Comment 14 QA Administrators 2017-07-27 12:06:31 UTC Comment hidden (obsolete)
Comment 15 QA Administrators 2017-08-30 19:31:50 UTC Comment hidden (obsolete)
Comment 16 Lior Kaplan 2017-10-11 08:21:15 UTC
Still happens in 5.4.1.
Comment 17 Khaled Hosny (inactive) 2017-10-11 10:45:58 UTC
This is not really a bug but the expected Unicode bidirectional text rendering. The claim that MS Office handles this differently have not been supported with evidence (it wouldn’t matter even, MS Office is known not be in full compliance with Unicode Bidirectional Text Algorithm).
Comment 18 Mike Kaganski 2017-10-16 06:40:14 UTC
(In reply to Khaled Hosny from comment #17)

Khaled:

I agree with OP, that there *is* a problem here. Again: that's not the problem of rendering! There's nothing to Unicode bidirectional text algorithm. The user is able to manually create good-looking text if user performs some special actions; i.e., citing comment #0,

> Todays LibreOffice's solution is to add LRM and RLM chars in the correct place

Of course, text *rendering* should not place some formatting characters anywhere they aren't present in source. But the problem is not rendering, as already said multiple times; the problem is *input*, which should analyse the situation (current IME mode?) and insert those characters at input stage, when the string is created from keyboard. So, I suggest you to revert your decision to dismiss this, as UX-wise, this is a horrible bug actually.
Comment 19 Khaled Hosny (inactive) 2017-10-17 14:14:58 UTC
(In reply to Mike Kaganski from comment #18)
> (In reply to Khaled Hosny from comment #17)
> 
> Khaled:
> 
> I agree with OP, that there *is* a problem here. Again: that's not the
> problem of rendering! There's nothing to Unicode bidirectional text
> algorithm. The user is able to manually create good-looking text if user
> performs some special actions; i.e., citing comment #0,
> 
> > Todays LibreOffice's solution is to add LRM and RLM chars in the correct place
> 
> Of course, text *rendering* should not place some formatting characters
> anywhere they aren't present in source. But the problem is not rendering, as
> already said multiple times; the problem is *input*, which should analyse
> the situation (current IME mode?) and insert those characters at input
> stage, when the string is created from keyboard. So, I suggest you to revert
> your decision to dismiss this, as UX-wise, this is a horrible bug actually.

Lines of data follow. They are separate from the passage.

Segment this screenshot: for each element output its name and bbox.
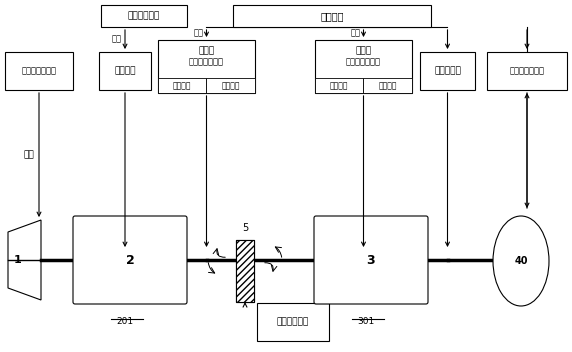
Bar [315, 78, 363, 93]
Bar [236, 240, 254, 302]
Text: 反重力控制模块: 反重力控制模块 [189, 57, 224, 67]
Text: 励磁单元: 励磁单元 [173, 81, 192, 90]
Text: 40: 40 [514, 256, 528, 266]
Bar [363, 78, 412, 93]
Text: 电动机: 电动机 [355, 46, 372, 56]
Bar [5, 52, 73, 90]
Text: 供电: 供电 [193, 29, 204, 38]
Bar [257, 303, 329, 341]
Text: 切换单元: 切换单元 [221, 81, 240, 90]
Bar [158, 40, 255, 93]
Text: 301: 301 [357, 318, 374, 327]
Bar [233, 5, 431, 27]
Text: 外部用电负荷: 外部用电负荷 [128, 12, 160, 20]
Bar [158, 78, 206, 93]
Text: 燃料: 燃料 [23, 151, 34, 159]
Text: 1: 1 [14, 255, 22, 265]
Text: 供电: 供电 [351, 29, 360, 38]
Bar [99, 52, 151, 90]
Text: 外部电源: 外部电源 [320, 11, 344, 21]
Bar [420, 52, 475, 90]
FancyBboxPatch shape [73, 216, 187, 304]
Bar [206, 78, 255, 93]
Bar [101, 5, 187, 27]
Text: 励磁单元: 励磁单元 [330, 81, 348, 90]
Bar [315, 40, 412, 93]
Text: 发电模块: 发电模块 [114, 67, 136, 75]
FancyBboxPatch shape [314, 216, 428, 304]
Text: 5: 5 [242, 223, 248, 233]
Text: 3: 3 [367, 253, 375, 266]
Text: 发电: 发电 [112, 34, 122, 44]
Text: 传动控制模块: 传动控制模块 [277, 318, 309, 327]
Text: 发电机: 发电机 [198, 46, 214, 56]
Bar [487, 52, 567, 90]
Text: 2: 2 [126, 253, 134, 266]
Text: 电动机模块: 电动机模块 [434, 67, 461, 75]
Text: 切换单元: 切换单元 [379, 81, 397, 90]
Text: 201: 201 [116, 318, 133, 327]
Ellipse shape [493, 216, 549, 306]
Bar [236, 240, 254, 302]
Text: 发动机控制模块: 发动机控制模块 [22, 67, 57, 75]
Text: 压缩机控制模块: 压缩机控制模块 [510, 67, 545, 75]
Text: 反重力控制模块: 反重力控制模块 [346, 57, 381, 67]
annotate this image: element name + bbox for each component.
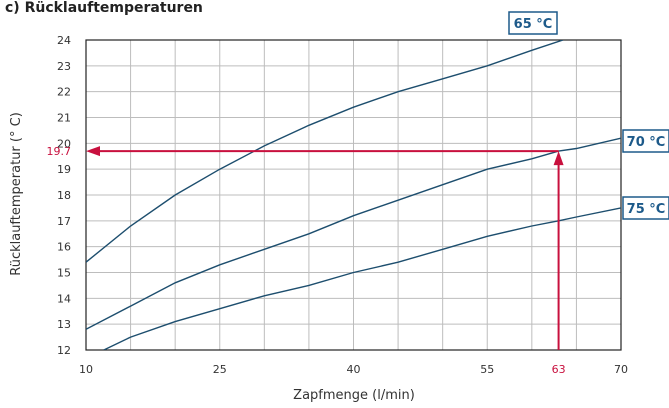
series-line-0 xyxy=(86,40,564,263)
y-tick-label: 14 xyxy=(57,292,71,305)
y-tick-label: 15 xyxy=(57,267,71,280)
y-tick-label: 23 xyxy=(57,60,71,73)
curves xyxy=(86,40,621,350)
curve-label-box xyxy=(622,196,669,220)
x-tick-label: 10 xyxy=(79,363,93,376)
y-tick-label: 18 xyxy=(57,189,71,202)
y-tick-label: 16 xyxy=(57,241,71,254)
grid xyxy=(85,39,622,351)
highlight-x-label: 63 xyxy=(552,363,566,376)
y-axis-label: Rücklauftemperatur (° C) xyxy=(9,112,24,276)
arrow-head-up xyxy=(553,151,564,166)
highlight-y-label: 19.7 xyxy=(47,145,72,158)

There is no concrete proposal what should be done here. I don’t personally think we should start inserting characters the user didn’t type, not invisible ones at least. I don’t know any program that does that (regarding weak bidi characters) apart from what said here about MS Word (and I don’t think this is publicly specified anywhere, so we would be effectively reverse-engineering it). Also I feel that whatever we do here is likely to have undesired side-effects, if there were a robust way to handle this it would have made it to UBA by now.

But anyway, that is my 2 qirsh, feel free to re-open the issue if you think otherwise.